My heartbeat goes back to normal. I pull away from the curb and out of the neighborhood.

Why I Steal Cars
 

B
ECAUSE
I
CAN
.

Duh.

Thirty-three
 

W
HEN
I
DRIVE
, I
DON'T THINK
. It's nice.

It's good. Because I don't want to think about Roger or Mom or Jecca or any of it.

I find myself driving somewhere without thinking about where I'm going. Before I realize it, I'm in Fanboy's neighborhood.

I park a couple of houses away and kill the engine and the lights.

That bastard.

That little
bastard!

I helped him with
Schemata!
I helped him make it better, and does he even
thank
me? Does he put a little blurb in the effing magazine that says, "Special thanks to Kyra Sellers" or something like that?

No.

Nothing.

I sit here and I stew and I get angrier and angrier, and I think of something my mother told me once, which is that you get angriest at the ones you love. And thinking
that
just makes me even angrier! She told me that when she was dying. It was early on and the doctors were still all like, "We caught this late, but not too late," and "With the new treatments, you have decent odds, Mrs. Sellers," and shit like that.

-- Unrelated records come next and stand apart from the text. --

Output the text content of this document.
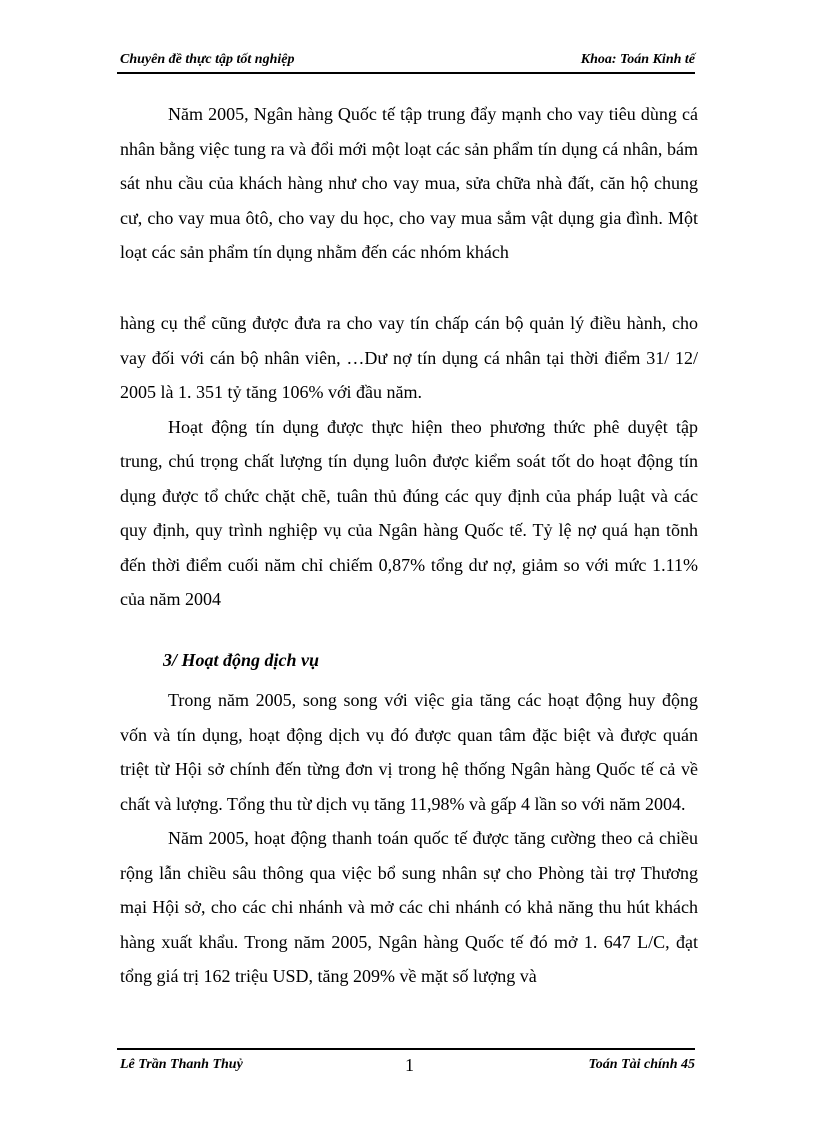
Chuyên đề thực tập tốt nghiệp	Khoa: Toán Kinh tế

Năm 2005, Ngân hàng Quốc tế tập trung đẩy mạnh cho vay tiêu dùng cá nhân bằng việc tung ra và đổi mới một loạt các sản phẩm tín dụng cá nhân, bám sát nhu cầu của khách hàng như cho vay mua, sửa chữa nhà đất, căn hộ chung cư, cho vay mua ôtô, cho vay du học, cho vay mua sắm vật dụng gia đình. Một loạt các sản phẩm tín dụng nhằm đến các nhóm khách

hàng cụ thể cũng được đưa ra cho vay tín chấp cán bộ quản lý điều hành, cho vay đối với cán bộ nhân viên, …Dư nợ tín dụng cá nhân tại thời điểm 31/ 12/ 2005 là 1. 351 tỷ tăng 106% với đầu năm.

Hoạt động tín dụng được thực hiện theo phương thức phê duyệt tập trung, chú trọng chất lượng tín dụng luôn được kiểm soát tốt do hoạt động tín dụng được tổ chức chặt chẽ, tuân thủ đúng các quy định của pháp luật và các quy định, quy trình nghiệp vụ của Ngân hàng Quốc tế. Tỷ lệ nợ quá hạn tõnh đến thời điểm cuối năm chỉ chiếm 0,87% tổng dư nợ, giảm so với mức 1.11% của năm 2004

3/ Hoạt động dịch vụ

Trong năm 2005, song song với việc gia tăng các hoạt động huy động vốn và tín dụng, hoạt động dịch vụ đó được quan tâm đặc biệt và được quán triệt từ Hội sở chính đến từng đơn vị trong hệ thống Ngân hàng Quốc tế cả về chất và lượng. Tổng thu từ dịch vụ tăng 11,98% và gấp 4 lần so với năm 2004.

Năm 2005, hoạt động thanh toán quốc tế được tăng cường theo cả chiều rộng lẫn chiều sâu thông qua việc bổ sung nhân sự cho Phòng tài trợ Thương mại Hội sở, cho các chi nhánh và mở các chi nhánh có khả năng thu hút khách hàng xuất khẩu. Trong năm 2005, Ngân hàng Quốc tế đó mở 1. 647 L/C, đạt tổng giá trị 162 triệu USD, tăng 209% về mặt số lượng và

Lê Trần Thanh Thuỷ	1	Toán Tài chính 45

(They were wrong. They were all, literally,
dead
wrong. Assholes.)

And I was angry at her all the time because ... Because ...

Because...

Because she deserved it.

Right?

She must have.

God, I can't believe I'm sitting here in a freezing car in the middle of the night, thinking about this shit! She must have deserved it, otherwise I wouldn't have been angry at her, right? And anyway, I don't love Fanboy. That's just ... That's stupid, OK? Love is stupid. It doesn't solve anything. It makes things worse.